HHBR Washington Correspondent

WASHINGTON – Home care providers can expect to see a focused government attack on fraud and abuse in the short term, but probably no sweeping investigations, according to one leading attorney.

"It is fair to say the area of compliance is not going away," Stuart Kurlander, a partner with Latham and Watkins, said at the National Association for the Support of Long Term Care’s annual meeting in Washington Jan. 28. He noted President Clinton’s recent request for additional money to hire fraud fighters to put on-site at Health Care Financing Administration (HCFA; Baltimore) contractors and said there is no indication the government is giving up or going home.

"I do think the efforts are going to be selective," Kurlander added. In a number of areas that concern long term care providers, Kurlander said the government has already been "in our face for five or six years," and he predicted the government is not likely to initiate broad new efforts across some areas, such as durable medical equipment.

Many of the problems were driven by overutilization, which have been minimized by reductions in allowables, as well as increased focus on coverage criteria, according to Kurlander. But he added that providers continue to see targeted reviews that are documentation-oriented, aimed at companies with higher reimbursement rates. That includes greater scrutiny of certificates of medical necessity (CMN), as well as an overall effort to contact beneficiaries by phone to see whether they actually required the product provided.

"We have had some victories, and we have had some losses," said Kurlander. For example, he noted a success last year in the area of power wheelchairs when the government issued a new evaluation form on top of the CMN. Industry representatives successfully argued to the Office of Management and Budget (Washington) that it violated the Paperwork Reduction Act, and HCFA was forced to withdraw the form.

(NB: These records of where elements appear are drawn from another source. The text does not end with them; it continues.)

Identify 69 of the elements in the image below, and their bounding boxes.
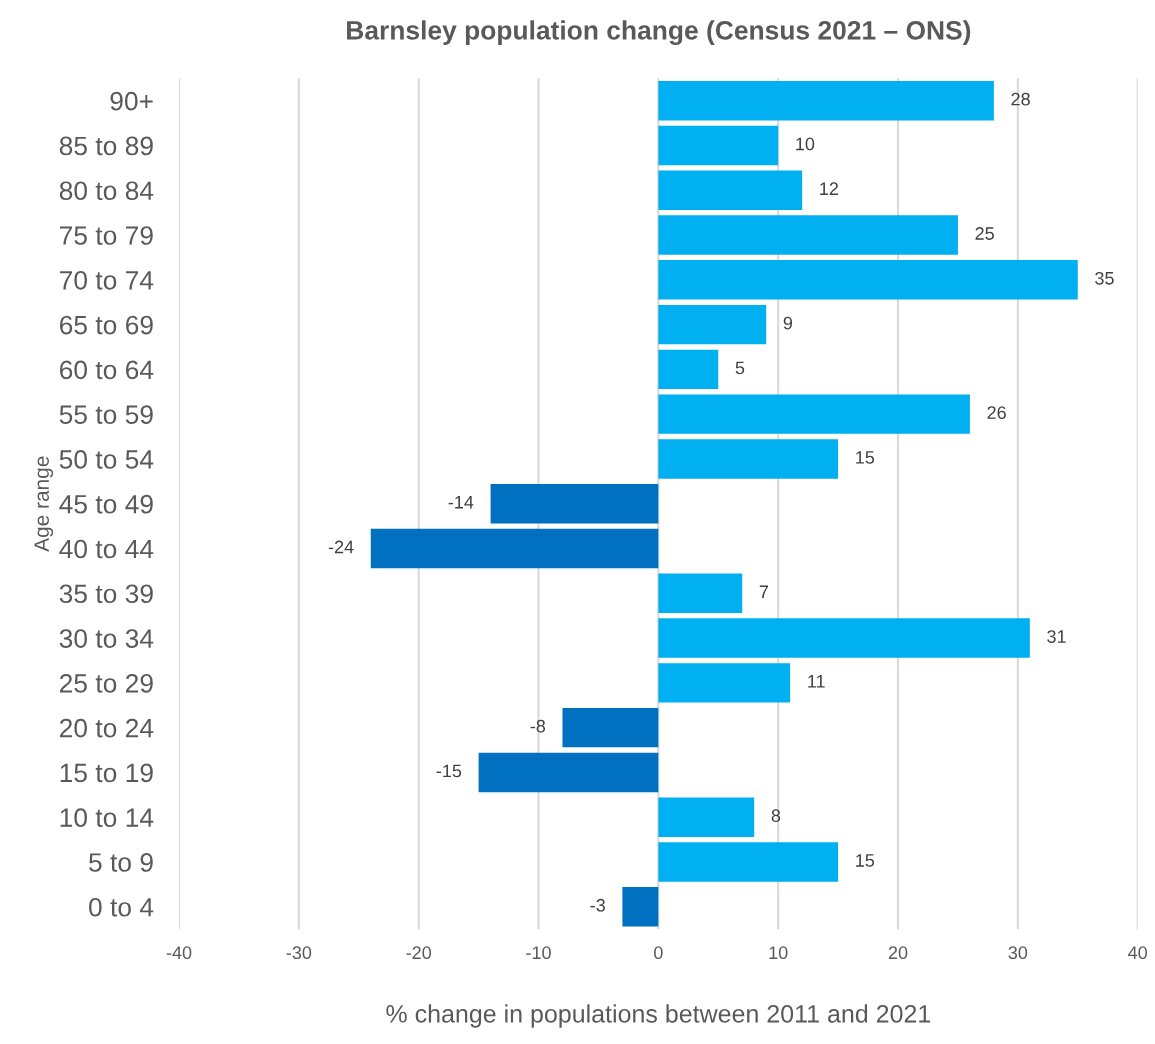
bar <box>658 797 755 837</box>
bar <box>658 80 994 121</box>
x-tick-label: 10 <box>769 946 788 960</box>
chart-title: Barnsley population change (Census 2021 – ONS) <box>347 20 971 45</box>
y-tick-label: 65 to 69 <box>60 315 153 335</box>
data-label: -24 <box>328 540 354 554</box>
data-label: 8 <box>771 809 781 823</box>
bar <box>658 215 958 255</box>
bar <box>658 439 839 479</box>
bar <box>658 394 970 434</box>
data-label: 26 <box>987 406 1006 420</box>
data-label: 25 <box>975 227 994 240</box>
bar <box>658 170 803 210</box>
y-tick-label: 50 to 54 <box>59 450 154 469</box>
bar <box>658 349 719 390</box>
data-label: -15 <box>436 764 462 778</box>
data-label: 5 <box>735 361 745 375</box>
data-label: 31 <box>1047 630 1066 643</box>
data-label: 10 <box>796 137 815 151</box>
data-label: -8 <box>530 719 546 733</box>
y-tick-label: 0 to 4 <box>89 897 154 917</box>
data-label: 15 <box>856 854 875 867</box>
data-label: 12 <box>820 182 838 195</box>
y-tick-label: 60 to 64 <box>60 360 154 380</box>
bar <box>658 304 767 345</box>
x-tick-label: 30 <box>1008 946 1028 960</box>
y-tick-label: 5 to 9 <box>89 853 153 872</box>
bar <box>658 663 791 703</box>
data-label: 11 <box>808 675 825 688</box>
y-tick-label: 25 to 29 <box>59 673 153 693</box>
x-tick-label: 0 <box>654 946 663 960</box>
x-axis-title: % change in populations between 2011 and 2021 <box>386 1004 931 1028</box>
data-label: 28 <box>1011 92 1030 106</box>
x-tick-label: -10 <box>526 946 551 960</box>
data-label: 7 <box>759 585 769 598</box>
bar <box>658 618 1030 658</box>
y-tick-label: 70 to 74 <box>60 270 154 290</box>
y-tick-label: 80 to 84 <box>59 181 154 201</box>
y-tick-label: 10 to 14 <box>60 808 154 828</box>
bar <box>370 528 659 569</box>
y-tick-label: 75 to 79 <box>60 226 153 245</box>
y-tick-label: 15 to 19 <box>60 763 153 783</box>
data-label: 35 <box>1095 271 1114 285</box>
bar <box>478 752 659 793</box>
y-tick-label: 20 to 24 <box>59 718 154 738</box>
y-axis-title: Age range <box>34 456 54 552</box>
bar <box>562 707 659 748</box>
x-tick-label: -30 <box>286 946 312 960</box>
bar <box>658 125 779 166</box>
y-tick-label: 85 to 89 <box>59 136 153 156</box>
y-tick-label: 55 to 59 <box>59 405 153 424</box>
data-label: 9 <box>783 316 793 330</box>
bar <box>658 842 839 882</box>
bar <box>490 484 659 524</box>
bar <box>622 887 659 927</box>
data-label: -3 <box>590 898 605 912</box>
x-tick-label: -20 <box>406 946 432 960</box>
data-label: 15 <box>856 451 875 464</box>
y-tick-label: 35 to 39 <box>59 584 153 604</box>
x-tick-label: 40 <box>1128 946 1148 960</box>
bar <box>658 573 743 613</box>
x-tick-label: -40 <box>166 946 192 960</box>
bar <box>658 260 1078 300</box>
y-tick-label: 40 to 44 <box>59 539 154 559</box>
data-label: -14 <box>448 495 474 509</box>
y-tick-label: 90+ <box>110 91 153 111</box>
x-tick-label: 20 <box>888 946 908 960</box>
y-tick-label: 30 to 34 <box>59 629 154 648</box>
y-tick-label: 45 to 49 <box>59 494 153 514</box>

Kurlander said he has also seen some efforts targeted at manufacturers. Several recent inquiries raised questions about marketing practices and violations of the anti-kickback statute, as well as potential violations of the False Claims Act. He said that the government stated the investigation was not tied to a whistleblower.

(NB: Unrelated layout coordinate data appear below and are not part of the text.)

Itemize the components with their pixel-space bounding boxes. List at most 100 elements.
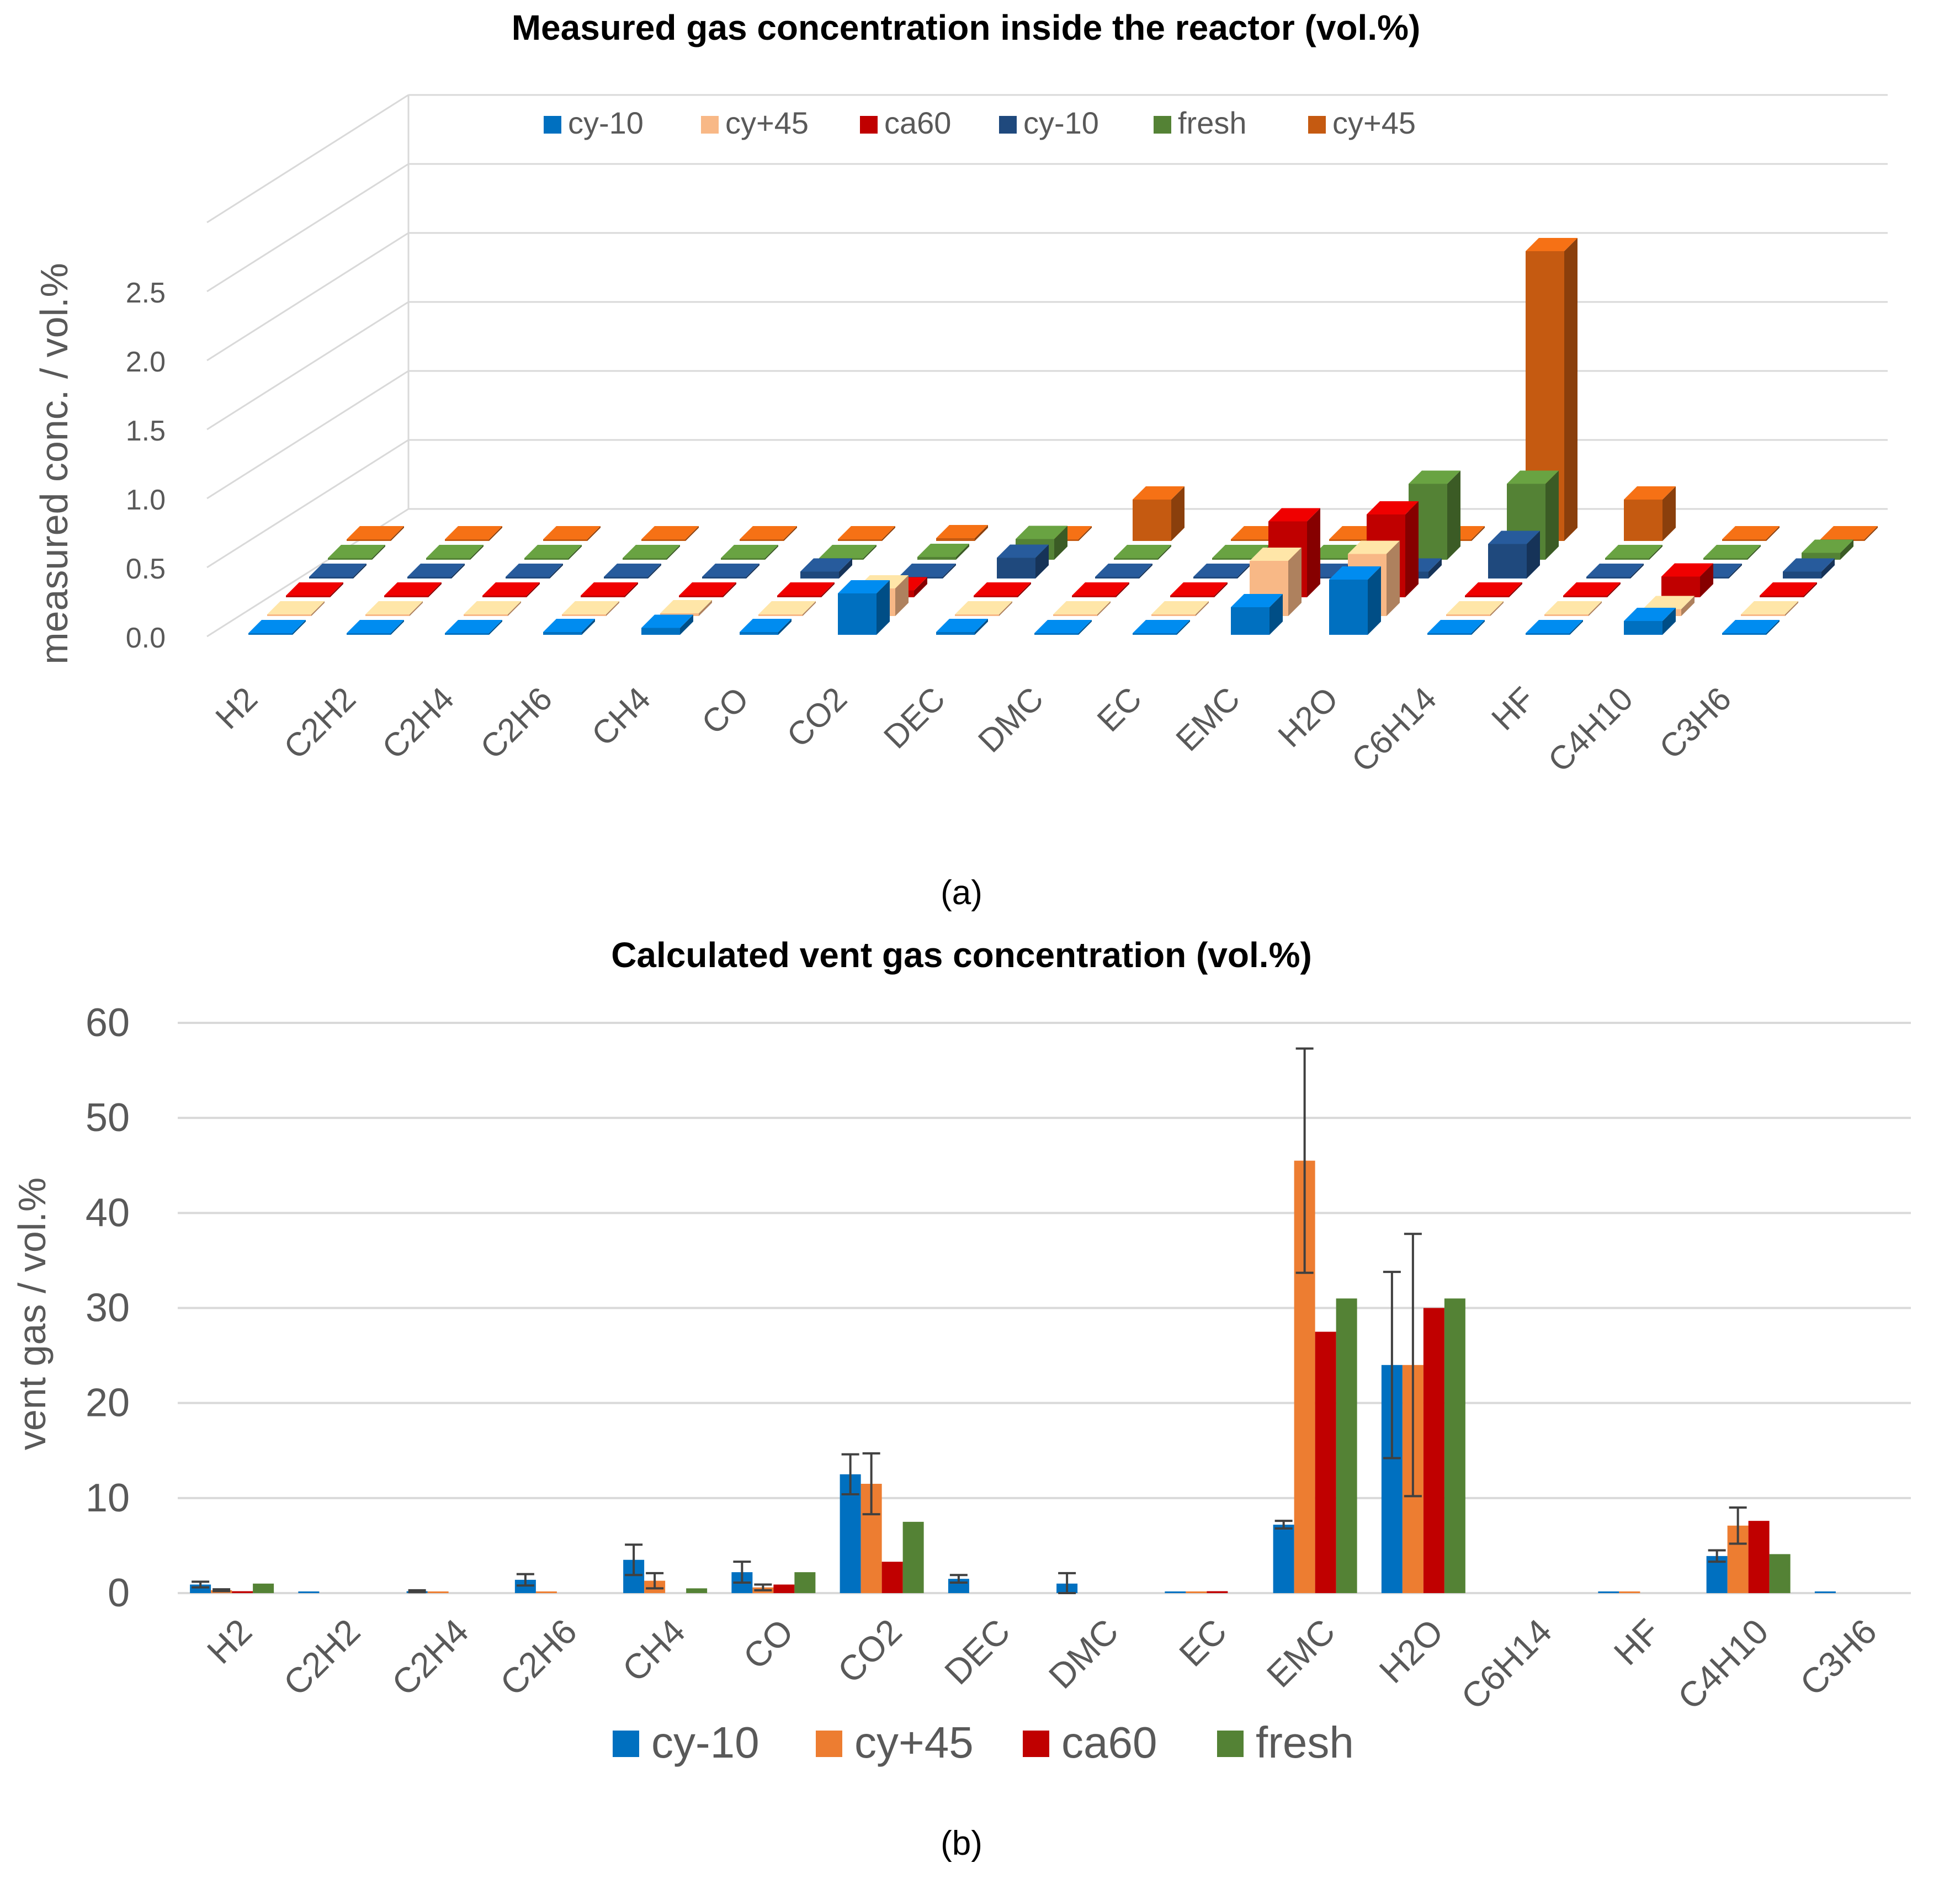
bar-side-face (1196, 601, 1209, 616)
bar-front-face (1624, 621, 1662, 635)
bar-front-face (1034, 633, 1079, 635)
bar-cy-10-hf (1586, 564, 1644, 579)
bar-cy-45-h2 (347, 526, 404, 541)
bar-top-face (464, 601, 521, 614)
bar-top-face (445, 526, 502, 539)
bar-front-face (936, 538, 975, 541)
chart-a-caption: (a) (941, 874, 982, 912)
bar-front-face (641, 539, 686, 541)
x-tick-label: CH4 (615, 1611, 693, 1689)
bar-front-face (1526, 633, 1570, 635)
bar-side-face (550, 564, 563, 579)
bar-top-face (1268, 508, 1320, 522)
bar-side-face (1018, 582, 1031, 597)
x-tick-label: CH4 (585, 680, 657, 753)
bar-fresh-c2h4 (524, 545, 582, 560)
x-tick-label: C3H6 (1792, 1611, 1884, 1703)
error-bar-cy-10-ch4 (625, 1543, 643, 1577)
bar-front-face (1133, 500, 1171, 541)
bar-side-face (1387, 540, 1400, 616)
bar-cy-45-dmc (1053, 601, 1111, 616)
bar-cy-45-ch4 (740, 526, 797, 541)
legend-swatch-cy-45 (1308, 116, 1326, 134)
bar-front-face (800, 571, 839, 579)
bar-ca60-hf (1563, 582, 1621, 597)
x-tick-label: EMC (1259, 1611, 1342, 1695)
bar-side-face (1662, 608, 1676, 635)
legend-label-cy-10: cy-10 (568, 105, 644, 140)
bar-front-face (955, 614, 999, 616)
error-bar-cy-45-co2 (862, 1452, 880, 1516)
x-tick-label: H2O (1271, 680, 1346, 755)
bar-side-face (569, 545, 582, 560)
bar-front-face (1760, 596, 1804, 597)
bar-side-face (372, 545, 385, 560)
bar-top-face (660, 600, 712, 613)
bar-front-face (426, 558, 470, 560)
bar-ca60-ch4 (679, 582, 736, 597)
error-bar-cy-10-c2h6 (516, 1573, 534, 1587)
bar-side-face (1607, 582, 1621, 597)
x-tick-label: HF (1606, 1611, 1667, 1673)
bar-top-face (1722, 526, 1780, 539)
bar-ca60-c6h14 (1465, 582, 1522, 597)
bar-top-face (917, 544, 969, 557)
bar-cy-10-c2h2 (347, 620, 404, 635)
bar-front-face (1231, 607, 1270, 635)
legend-label-fresh: fresh (1256, 1718, 1354, 1767)
x-tick-label: C2H4 (384, 1611, 476, 1703)
bar-fresh-co (794, 1572, 816, 1593)
bar-top-face (1427, 620, 1485, 633)
bar-front-face (1605, 558, 1649, 560)
bar-top-face (309, 564, 366, 577)
bar-top-face (838, 580, 890, 593)
bar-side-face (863, 545, 877, 560)
bar-front-face (1310, 558, 1355, 560)
bar-top-face (347, 526, 404, 539)
bar-side-face (1158, 545, 1171, 560)
bar-front-face (1722, 539, 1766, 541)
bar-side-face (527, 582, 540, 597)
bar-ca60-c2h4 (482, 582, 540, 597)
bar-top-face (1488, 530, 1540, 544)
bar-cy-10-c6h14 (1427, 620, 1485, 635)
bar-front-face (347, 633, 391, 635)
bar-front-face (1072, 596, 1116, 597)
y-tick-label: 20 (86, 1381, 130, 1425)
bar-cy-10-dmc (1095, 564, 1152, 579)
bar-cy-45-ch4 (660, 600, 712, 616)
bar-side-face (311, 601, 325, 616)
bar-side-face (699, 600, 712, 616)
bar-fresh-h2 (328, 545, 385, 560)
bar-top-face (1133, 620, 1190, 633)
bar-top-face (1170, 582, 1228, 596)
bar-top-face (1544, 601, 1602, 614)
bar-side-face (648, 564, 661, 579)
bar-fresh-co (819, 545, 877, 560)
bar-side-face (1821, 558, 1835, 579)
bar-fresh-c2h6 (623, 545, 680, 560)
chart-a-y-axis-label: measured conc. / vol.% (33, 263, 76, 665)
bar-fresh-emc (1336, 1298, 1357, 1593)
bar-front-face (838, 539, 882, 541)
error-bar-cy-10-h2o (1383, 1271, 1401, 1460)
bar-ca60-c4h10 (1748, 1521, 1770, 1593)
bar-front-face (267, 614, 311, 616)
x-tick-label: CO2 (780, 680, 854, 755)
bar-front-face (1741, 614, 1785, 616)
side-gridline (206, 163, 409, 293)
bar-ca60-c4h10 (1661, 563, 1713, 597)
bar-side-face (1368, 566, 1381, 635)
bar-top-face (524, 545, 582, 558)
bar-top-face (758, 601, 816, 614)
bar-top-face (1563, 582, 1621, 596)
bar-ca60-h2o (1423, 1308, 1444, 1593)
x-tick-label: C6H14 (1453, 1611, 1559, 1717)
bar-fresh-c4h10 (1703, 545, 1761, 560)
chart-b-bars (190, 1160, 1836, 1593)
error-bar-cy-10-emc (1274, 1520, 1293, 1530)
bar-front-face (482, 596, 527, 597)
bar-top-face (800, 558, 852, 572)
bar-front-face (604, 577, 648, 579)
error-bar-cy-45-co (754, 1583, 772, 1591)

Instead, Kurlander said the government indicated it had examined Web sites and found some interesting language in some of those sites. He predicted providers will see additional focus in the e-commerce area as healthcare moves into that area. "If you are developing programs along those lines, I would be cautious about the way you advertise yourself on those pages," he warned. "The government is looking at them."

Kurlander also noted that in both the Balanced Budget Act of 1997 and the Balanced Budget Reform Act of 1997 the government has cracked down on the reasonable cost system. "They generally have gotten rid of it almost across the board," he said.

But Kurlander said that the government’s best weapon against overutilization and fraud and abuse is not paying providers in a way that reimburses them for their actual costs. "If they reimbursing them on more of a prospective payment basis, there is less maneuvering room for that particular entity and less of a problem on the compliance side," he said.